Securing our airport, securing our passenger experience!
Arul Gopi, Senior Manager – IT Network & Security at Bangalore International Airport, explains that with the advent of digitalisation in airports comes increased cyber-risk and how airports should address this.
The digital adoption and its associated experiences have transformed the way we live, play, work and learn. The aviation world has not been insulated from this transformation, especially the airports which have altered significantly. The airport experience has now become a key factor in driving customer satisfaction for passengers by offering digital services beyond embarkation and disembarkation. From reducing the cycle time to boarding to a ‘click to anything’ experience is one that most passengers cherish today.
This digital transformation has its own nuances around keeping the airport secure. While agility is the name of game to ensure a seamless digital experience, cyber-security must be at the forefront of this experience.
I am sure most people wonder why and what has changed. Clearly, in the past, the critical assets that required security at the airport sat behind a fortified perimeter. The interface to the world outside was limited. Moreover, the passenger touch points to the digital infrastructure also remained restricted.
Blurring the boundaries
With the advent of the digital experience, the boundaries began to blur. The key challenges faced at the airport included (and were not limited to):
- How do we ascertain the digital identity of the end user?
- Once ascertained, who accesses what?
- How do we introduce micro-segmentation to isolate zones within the airport and offer privilege-based access?
- How do we detect ‘un-invited’ visitors and place them back where they belong?
- How do we detect trusted users conducting malicious activities?
And the list goes on…
Trust but verify
Achieving a cyber-secure airport starts with putting together the DOs and DON’Ts from a security perspective, in other words, defining policies!
Once the policies are in place, one must turn towards focusing on building a secure architecture. An architecture that integrates with its core components and is modular such that it scales as the airport transforms (clearly, at BIAL, every single day is a transformation).

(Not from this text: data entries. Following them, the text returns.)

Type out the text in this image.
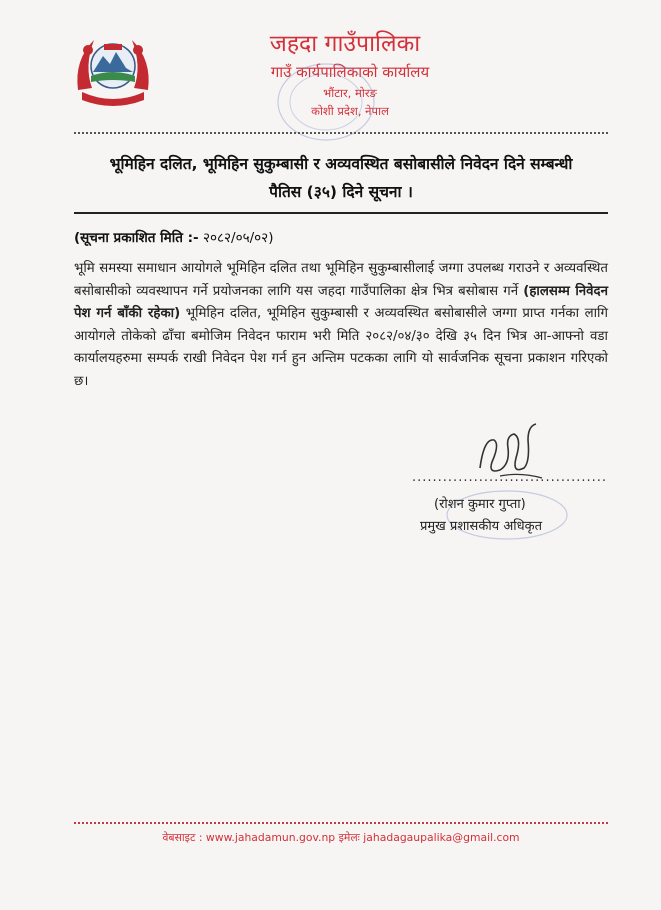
जहदा गाउँपालिका
गाउँ कार्यपालिकाको कार्यालय
भौंटार, मोरङ
कोशी प्रदेश, नेपाल
भूमिहिन दलित, भूमिहिन सुकुम्बासी र अव्यवस्थित बसोबासीले निवेदन दिने सम्बन्धी
पैतिस (३५) दिने सूचना ।
(सूचना प्रकाशित मिति :- २०८२/०५/०२)
भूमि समस्या समाधान आयोगले भूमिहिन दलित तथा भूमिहिन सुकुम्बासीलाई जग्गा उपलब्ध गराउने र अव्यवस्थित बसोबासीको व्यवस्थापन गर्ने प्रयोजनका लागि यस जहदा गाउँपालिका क्षेत्र भित्र बसोबास गर्ने (हालसम्म निवेदन पेश गर्न बाँकी रहेका) भूमिहिन दलित, भूमिहिन सुकुम्बासी र अव्यवस्थित बसोबासीले जग्गा प्राप्त गर्नका लागि आयोगले तोकेको ढाँचा बमोजिम निवेदन फाराम भरी मिति २०८२/०४/३० देखि ३५ दिन भित्र आ-आफ्नो वडा कार्यालयहरुमा सम्पर्क राखी निवेदन पेश गर्न हुन अन्तिम पटकका लागि यो सार्वजनिक सूचना प्रकाशन गरिएको छ।
......................................
(रोशन कुमार गुप्ता)
प्रमुख प्रशासकीय अधिकृत
वेबसाइट : www.jahadamun.gov.np इमेलः jahadagaupalika@gmail.com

One then focuses on identifying the core components to build a robust zero trust architecture – trust but verify.
- Digital access control (restricting users, digital endpoints and applications) to know their limits – where can they go? And what can they do? Are key factors! That’s where least privilege access control starts feeding into the zero-trust architecture.
- While the perimeter-based security remains, one needs to keep a watch on how the airport interfaces with the outside world – the internet! Can we ensure that unknowingly or knowingly a user or device doesn’t get infected from a malicious domain on the internet?

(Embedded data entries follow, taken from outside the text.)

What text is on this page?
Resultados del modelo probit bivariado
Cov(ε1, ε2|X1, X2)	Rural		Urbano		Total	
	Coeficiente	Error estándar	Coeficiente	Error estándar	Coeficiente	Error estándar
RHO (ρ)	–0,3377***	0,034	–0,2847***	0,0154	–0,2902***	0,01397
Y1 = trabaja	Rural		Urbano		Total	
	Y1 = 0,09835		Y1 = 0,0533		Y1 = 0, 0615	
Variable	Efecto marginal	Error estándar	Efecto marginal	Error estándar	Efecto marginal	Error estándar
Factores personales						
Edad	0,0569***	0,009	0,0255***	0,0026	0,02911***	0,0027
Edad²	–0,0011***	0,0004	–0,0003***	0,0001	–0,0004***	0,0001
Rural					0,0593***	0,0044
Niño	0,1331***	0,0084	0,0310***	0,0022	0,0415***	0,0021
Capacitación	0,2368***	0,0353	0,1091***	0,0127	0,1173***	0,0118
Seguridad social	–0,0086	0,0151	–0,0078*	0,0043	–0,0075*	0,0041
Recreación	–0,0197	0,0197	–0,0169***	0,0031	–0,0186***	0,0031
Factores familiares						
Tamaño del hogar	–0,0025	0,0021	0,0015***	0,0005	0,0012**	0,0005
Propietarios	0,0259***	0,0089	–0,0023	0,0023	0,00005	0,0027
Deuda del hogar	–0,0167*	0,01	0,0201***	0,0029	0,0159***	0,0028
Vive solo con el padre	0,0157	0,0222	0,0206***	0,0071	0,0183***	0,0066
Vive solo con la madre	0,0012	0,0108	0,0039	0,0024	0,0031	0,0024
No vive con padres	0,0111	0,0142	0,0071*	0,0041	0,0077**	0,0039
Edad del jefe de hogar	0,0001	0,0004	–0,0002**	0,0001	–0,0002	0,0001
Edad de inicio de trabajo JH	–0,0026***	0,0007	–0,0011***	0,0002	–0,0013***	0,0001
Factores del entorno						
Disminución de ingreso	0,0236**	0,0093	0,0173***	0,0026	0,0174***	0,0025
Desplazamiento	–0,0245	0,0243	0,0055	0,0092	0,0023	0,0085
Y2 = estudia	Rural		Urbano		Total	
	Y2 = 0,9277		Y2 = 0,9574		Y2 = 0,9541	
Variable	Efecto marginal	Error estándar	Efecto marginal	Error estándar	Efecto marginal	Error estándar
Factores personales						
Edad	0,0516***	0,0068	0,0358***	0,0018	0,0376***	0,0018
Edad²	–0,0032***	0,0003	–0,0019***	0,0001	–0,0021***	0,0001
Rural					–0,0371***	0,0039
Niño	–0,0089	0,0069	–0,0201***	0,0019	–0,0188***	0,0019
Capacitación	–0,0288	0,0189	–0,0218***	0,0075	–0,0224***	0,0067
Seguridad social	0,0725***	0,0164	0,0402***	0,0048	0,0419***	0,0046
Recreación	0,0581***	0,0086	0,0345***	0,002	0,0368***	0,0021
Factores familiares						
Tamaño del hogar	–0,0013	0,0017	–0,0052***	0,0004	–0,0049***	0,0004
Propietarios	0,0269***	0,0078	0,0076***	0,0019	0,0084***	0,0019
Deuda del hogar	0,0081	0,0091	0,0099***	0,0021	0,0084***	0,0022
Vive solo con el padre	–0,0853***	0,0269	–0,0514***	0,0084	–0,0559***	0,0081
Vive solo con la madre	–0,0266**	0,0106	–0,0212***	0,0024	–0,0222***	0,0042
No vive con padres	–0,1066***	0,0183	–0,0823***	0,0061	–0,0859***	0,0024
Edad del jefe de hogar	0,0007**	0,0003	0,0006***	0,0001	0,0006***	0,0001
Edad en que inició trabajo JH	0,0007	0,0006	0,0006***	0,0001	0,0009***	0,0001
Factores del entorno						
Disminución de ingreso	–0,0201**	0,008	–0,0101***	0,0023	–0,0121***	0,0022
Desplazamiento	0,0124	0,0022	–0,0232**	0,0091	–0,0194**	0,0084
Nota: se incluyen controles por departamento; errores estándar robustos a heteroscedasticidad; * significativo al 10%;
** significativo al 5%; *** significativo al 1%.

- Segmentation of high security zones (core functions related to airport and airside operations, baggage handling, boarding etc.) This is where the strongest controls are applied with the intent to ensure that any compromise on the low security zones (internet access zone for passengers) doesn’t permeate into the high security zones.
- While the trust but verify approach can limit access, one must constantly watch for behaviour from trusted entities demonstrating abnormal behaviours or policy breaches. This is where one ‘polices’ the network and has early indicators of potential compromise.
You will observe that multiple components come together to a digitally secure airport. One critical focus here is to bring all the above aspects available on a platform to unify visibility, simplify threat detection and response functions and build efficiency and automation wherever possible. We continue to improvise this platform to ensure we can reduce the time to detection of threats.
At Bangalore International Airport Ltd, we do our best to stay ahead of the curve in building a robust security architecture. However, when it comes security, the strongest (or weakest) link is people! While technology enables us to perform better, it cannot replace vigilance, accountability, and responsible actions from all of us to secure the airport.
The security of the airport is our joint responsibility. We look forward to contribution from all the employees and partners at BIAL to keep it physically and cyber-secure!
Arul Gopi has 21 years’ experience in IT network and security and 16 years’ experience in designing secure airport IT networks.
He holds a degree in electronics and communication Engineering and a Master’s in aviation management, along with leading industry certifications that include Certify-Cybersecurity for Airport, Certified Ethical Hacker, Certified Hacking Forensic Investigator, CCIE Security, CCIE R&S, CCSA, etc.
Being a core member in the design of T1 and T1, now he has been tasked with the responsibility of designing T2 Network and Security using the industry-leading technologies like SDA and application centric network and behaviour-based analytics to secure the passengers and provide safe experience.
In the past, Arul has worked as a security consultant for major customers like SOX/J-SOX/GDPR along with providing businesses with strategic advantage while managing costs and risks.